Dal 3 luglio è entrata in vigore in Europa la direttiva numero 904, meglio nota come Single use plastic products, approvata nel 2019 per limitare la dispersione di plastica monouso nell’ambiente e che prevede il divieto di utilizzo di prodotti in plastica quali contenitori monouso, piatti, bicchieri, posate, cotton fioc e plastica oxo-degradabile. Si tratta di un provvedimento importantissimo per ridurre l’inquinamento in Europa: basti pensare che il 61% dei rifiuti prodotti nel vecchio continente è composto da plastica e la riduzione del suo utilizzo è di fondamentale importanza per il futuro dell’ambiente e dei mari.
I rifiuti in plastica hanno letteralmente devastato e distrutto gran parte della flora e della fauna degli ambienti naturali e di quelli marini, provocando un danno ambientale di proporzioni enormi. Il settore del packaging dovrà necessariamente rivedere il proprio modello produttivo: i contenitori, soprattutto quelli per alimenti, dovranno infatti essere in carta oppure in plastica biodegradabile al 100%. Se dunque l’Europa si dimostra sensibile sui temi della salvaguardia dell’ambiente, lo stesso non si può dire dell’Italia, la quale sebbene abbia recepito la direttiva europea, al momento non è dotata di alcuna legge specifica in materia che regoli e limiti il consumo di plastica. Infatti secondo le organizzazioni ambientaliste Greenpeace e Plastic Free il nostro Paese è in estremo ritardo per ciò che riguarda le norme che prescrivono la riduzione di sostanze inquinanti. Il Governo italiano se da un lato avrebbe fornito incentivi economici alle industrie per la conversione dei polimeri, è tuttavia mancato un piano di riconversione industriale che permettesse una vera transizione ecologica. Ciò vuol dire che le aziende in Italia continueranno a produrre plastica inquinante sebbene nel resto d’Europa sia vietato, almeno fino a quando non saremmo dotati anche noi di un’apposita legge.

Questi ritardi hanno scatenato le polemiche inevitabili delle associazioni ambientaliste che hanno puntato il dito contro il Governo. Sul banco degli imputati ci sarebbe anche la famosa clausola della legge di delegazione numero 53 del 22 aprile del 2021 che “salverebbe” momentaneamente la plastica monouso usata per imballare i cibi, proprio quella incriminata dall’Unione Europea di essere maggiormente inquinante. Per il ministro della Transizione ecologica Roberto Cingolani, bersaglio delle critiche degli ambientalisti, il green new deal europeo potrebbe trasformarsi in un “bagno di sangue” e per questo motivo andrebbe tutelata la produzione delle industrie italiane, nonostante ciò significherebbe continuare a produrre sostanze inquinanti, dunque gli obiettivi richiesti dall’Europa potrebbero slittare per il nostro Paese nel 2026.
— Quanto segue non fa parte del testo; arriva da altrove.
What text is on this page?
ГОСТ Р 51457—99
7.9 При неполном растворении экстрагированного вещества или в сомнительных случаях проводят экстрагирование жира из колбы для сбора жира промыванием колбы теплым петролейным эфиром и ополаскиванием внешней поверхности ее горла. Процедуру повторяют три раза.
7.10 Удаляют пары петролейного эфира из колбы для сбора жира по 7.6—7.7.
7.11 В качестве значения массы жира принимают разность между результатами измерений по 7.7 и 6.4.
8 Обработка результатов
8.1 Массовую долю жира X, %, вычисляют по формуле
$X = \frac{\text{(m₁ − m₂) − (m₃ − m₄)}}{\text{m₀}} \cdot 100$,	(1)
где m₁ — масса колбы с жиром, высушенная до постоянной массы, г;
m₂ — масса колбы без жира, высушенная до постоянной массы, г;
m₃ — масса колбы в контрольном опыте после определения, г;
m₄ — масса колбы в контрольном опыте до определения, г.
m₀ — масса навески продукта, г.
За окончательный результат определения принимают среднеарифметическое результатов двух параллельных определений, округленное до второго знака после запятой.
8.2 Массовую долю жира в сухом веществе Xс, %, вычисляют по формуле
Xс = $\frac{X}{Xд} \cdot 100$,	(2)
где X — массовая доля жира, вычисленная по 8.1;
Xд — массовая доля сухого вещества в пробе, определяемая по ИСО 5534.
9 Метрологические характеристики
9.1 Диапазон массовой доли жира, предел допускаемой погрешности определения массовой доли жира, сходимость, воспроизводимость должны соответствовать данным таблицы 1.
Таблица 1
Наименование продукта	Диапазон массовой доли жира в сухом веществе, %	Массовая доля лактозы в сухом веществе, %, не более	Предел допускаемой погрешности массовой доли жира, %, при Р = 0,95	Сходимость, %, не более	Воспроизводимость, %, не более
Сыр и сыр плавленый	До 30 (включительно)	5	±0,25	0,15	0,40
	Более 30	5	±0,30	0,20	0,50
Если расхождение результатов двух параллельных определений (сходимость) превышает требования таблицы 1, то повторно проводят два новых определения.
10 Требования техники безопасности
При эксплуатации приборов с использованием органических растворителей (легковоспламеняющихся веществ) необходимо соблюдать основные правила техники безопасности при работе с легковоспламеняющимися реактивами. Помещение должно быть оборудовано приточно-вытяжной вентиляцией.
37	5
L’obiettivo primario dell’Europa, tuttavia, resta quello di realizzare entro il 2050 un continente interamente plastic free. L’Italia riuscirà a raggiungere questo traguardo nei tempi prestabiliti? Nel frattempo aspettiamo con ansia che la plastica non riciclabile o non biodegradabile venga abolita del tutto e che al suo posto vengano utilizzati prodotti realizzati con cellulosa e fibre naturali a bassissimo impatto ambientale o a impatto zero come il mais, la canna da zucchero, il bambù, la canapa, il riso, il caucciù e il cocco.